Greater Bay Bancorp was downgraded Tuesday by Sandler O’Neill & Partners, with analysts saying the stock had become too pricey.

Chris Orgielewicz at Sandler reduced his rating to “market perform,” from “outperform.” “Greater Bay is a phenomenal story,” Mr. Orgielewicz said, “but the stock prices are phenomenal too.” He said the stock deserves a premium, but shares are already trading at 18 times Greater Bay’s 2001 earnings per share, which he expects to be $3.68. Greater Bay, a super-community bank based in Palo Alto, Calif., has $4.1 billion in assets and nine bank subsidiaries.

Despite the 20% growth the company is expected to achieve — an “amazing efficiency ratio” for 2000 of 45.53 — Mr. Orgielewicz said he thinks the stock should be trading in the mid-50s instead of at $65.9375, the closing price Tuesday, down 28.125 cents, or 0.42%.

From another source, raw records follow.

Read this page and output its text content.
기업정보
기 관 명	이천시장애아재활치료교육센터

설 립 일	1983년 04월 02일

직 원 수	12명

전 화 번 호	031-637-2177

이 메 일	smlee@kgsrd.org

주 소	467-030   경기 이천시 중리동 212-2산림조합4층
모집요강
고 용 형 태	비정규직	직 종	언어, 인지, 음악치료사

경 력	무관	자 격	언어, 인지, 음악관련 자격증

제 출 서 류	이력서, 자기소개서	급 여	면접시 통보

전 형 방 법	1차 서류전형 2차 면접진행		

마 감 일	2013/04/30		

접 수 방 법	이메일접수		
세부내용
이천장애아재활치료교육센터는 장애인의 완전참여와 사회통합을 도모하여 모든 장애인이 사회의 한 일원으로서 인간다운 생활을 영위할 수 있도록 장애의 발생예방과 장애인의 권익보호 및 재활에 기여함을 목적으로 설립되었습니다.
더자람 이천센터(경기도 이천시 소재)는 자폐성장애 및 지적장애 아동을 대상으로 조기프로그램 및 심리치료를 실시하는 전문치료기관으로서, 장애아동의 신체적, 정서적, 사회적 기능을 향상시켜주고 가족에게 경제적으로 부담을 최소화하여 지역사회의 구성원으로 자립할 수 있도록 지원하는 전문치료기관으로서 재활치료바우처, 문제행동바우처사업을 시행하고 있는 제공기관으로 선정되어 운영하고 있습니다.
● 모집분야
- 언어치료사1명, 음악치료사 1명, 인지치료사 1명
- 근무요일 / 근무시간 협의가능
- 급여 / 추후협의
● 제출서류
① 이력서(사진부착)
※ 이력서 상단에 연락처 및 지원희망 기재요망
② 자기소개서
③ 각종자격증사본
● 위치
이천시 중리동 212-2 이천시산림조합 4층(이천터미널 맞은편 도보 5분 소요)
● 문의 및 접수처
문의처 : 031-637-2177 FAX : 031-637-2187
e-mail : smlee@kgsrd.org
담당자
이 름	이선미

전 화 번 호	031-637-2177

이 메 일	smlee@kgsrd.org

Mr. Orgielewicz’s target market price is $70 per share, but said he would be willing to lift the firm to “outperform,” and, if the stock goes down, possibly a “buy” rating if earnings per share for the third quarter are more than his expected 81 cents.

“We believe GBBK will continue to post double-digit EPS growth,” he wrote in a research note. “Moreover, GBBK has a growing franchise in a desirable market.”

The firm’s success can be tied to the fact that 20% of its deposits are not interest-bearing, Mr. Orgielewicz said. The company has also been nimble in acquiring banks and letting them operate independently: Greater Bay bought eight banks in the last several years.

Campbell K. Chaney, an analyst at San Francisco-based Sutro & Co., part of Tucker Anthony Sutro, agreed that Greater Bay’s EPS growth and focus on buying smaller banks keeps the company moving forward.

“If you look for weaknesses, I don’t find any,” he said, but he said the 10% to 15% growth potential of the stock justifies only an “accumulate” rating.

Both analysts said the only threat to Greater Bay’s growth could be an economic slowdown, which could show itself in the bank’s higher-than-average 2.2% loan-loss ratio. Mr. Orgielewicz said the average loan-loss ratio for publicly traded banks is 1.5%.

Meanwhile, Jeffrey Miller, an analyst at Pennsylvania Merchant Group, initiated coverage of North Fork Bancorp. with a “buy” rating on Tuesday.

“North Fork operates an impressive New York metropolitan franchise, and produces outstanding operating results,” he wrote in his note. “We believe its offer to buy Dime Bancorp has put pressure on the stock, pressure that should dissipate once the Dime issue is resolved.”

North Fork’s board met Tuesday and announced it was postponing its decision about the acquisition of Dime, but would consider ending its bid. (See story.)

North Fork was down 6.25 cents, or 0.3% on Tuesday, closing at $20.50. Mr. Miller’s target price is $25 per share.